Just as Emilia had urged her to do, Celia was now doing things she had never considered or done before.

She was orchestrating the rise of the Duke of Roseford, and she was making love to him every night. It was heaven. Every bit of it.

Oh, in truth, he didn’t need much help. But the help he did need was essential.

People already thought him fascinating. He was incredibly handsome. He was incredibly powerful, and wherever he went, people stared. And it was not just because, as he thought, that he was the product of his father’s scandal. That was definitely part of it.

It actually gave him a certain sort of je ne sais quoi that people adored. He was the talk of the ton, but he had been going about it all in the wrong way, for there was one thing that the ton hated and that was a moralizer.

They had loved Lord Byron when he had gone about and said all he ate was boiled potatoes with a splash of vinegar on them. But what they had genuinely loved was his passionate nature. And she knew for a fact that Dominic was passionate.

Oh, how she knew!

He had made that quite plain to her in the last days since they had all but ambushed him in the East End and he had decided to come live in Heron House.

She had held her breath as she’d waited for his answer. And she did not know why it had mattered so much to her, but it had.

Since he had agreed, every day had been spent trying to show him how he could turn the ton into veritable fans of the Duke of Roseford, and that was genuinely what he needed.

She was no fool. She had left all the peacocking of society behind as a girl, just as Emilia had, because she had no interest in it, not because she couldn’t be good at it.

No, no. She loved Shakespeare. She loved helping people in the East End.

And she did it in the ways that she could.

But Dominic could help people on an entirely different level.

He could help millions of people around the globe.

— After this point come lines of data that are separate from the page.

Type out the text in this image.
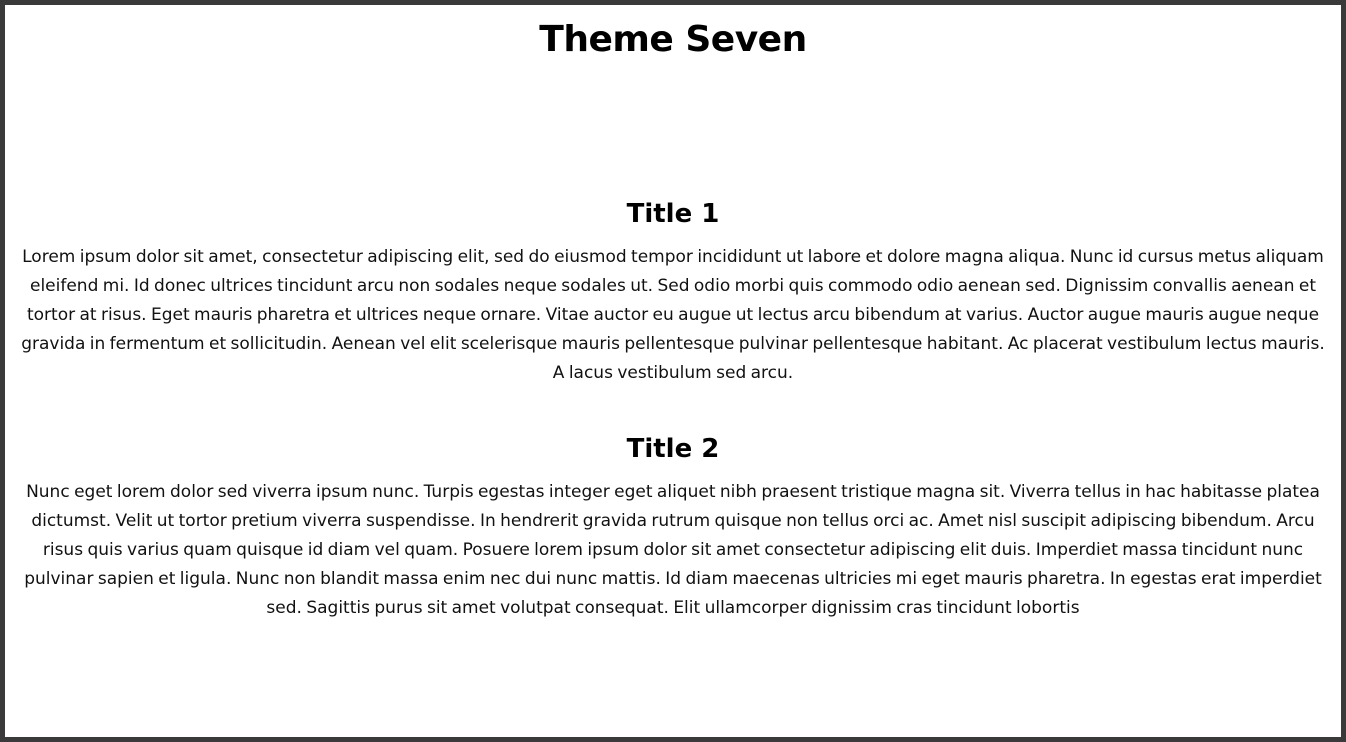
Theme Seven
Title 1

Lorem ipsum dolor sit amet, consectetur adipiscing elit, sed do eiusmod tempor incididunt ut labore et dolore magna aliqua. Nunc id cursus metus aliquam eleifend mi. Id donec ultrices tincidunt arcu non sodales neque sodales ut. Sed odio morbi quis commodo odio aenean sed. Dignissim convallis aenean et tortor at risus. Eget mauris pharetra et ultrices neque ornare. Vitae auctor eu augue ut lectus arcu bibendum at varius. Auctor augue mauris augue neque gravida in fermentum et sollicitudin. Aenean vel elit scelerisque mauris pellentesque pulvinar pellentesque habitant. Ac placerat vestibulum lectus mauris. A lacus vestibulum sed arcu.

Title 2

Nunc eget lorem dolor sed viverra ipsum nunc. Turpis egestas integer eget aliquet nibh praesent tristique magna sit. Viverra tellus in hac habitasse platea dictumst. Velit ut tortor pretium viverra suspendisse. In hendrerit gravida rutrum quisque non tellus orci ac. Amet nisl suscipit adipiscing bibendum. Arcu risus quis varius quam quisque id diam vel quam. Posuere lorem ipsum dolor sit amet consectetur adipiscing elit duis. Imperdiet massa tincidunt nunc pulvinar sapien et ligula. Nunc non blandit massa enim nec dui nunc mattis. Id diam maecenas ultricies mi eget mauris pharetra. In egestas erat imperdiet sed. Sagittis purus sit amet volutpat consequat. Elit ullamcorper dignissim cras tincidunt lobortis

And so he had a duty to do things that made him uncomfortable.

He could not be swayed by mere personal preference, and perhaps that was what was inspiring her to make lists, to push herself out of the boundaries of her own comfort, and to realize that the ton was just as fascinated by her as they were by him.

The ball was packed to the brim at Heron House. Every ball at Heron House was because no person in the ton missed an opportunity to come and see the place and how the notorious family operated.

Music played in the ballroom, fine, gorgeous strings and wind instruments. Every single member of the orchestra had been brought over from Eastern Europe, a place ravaged by the many wars over the last decades.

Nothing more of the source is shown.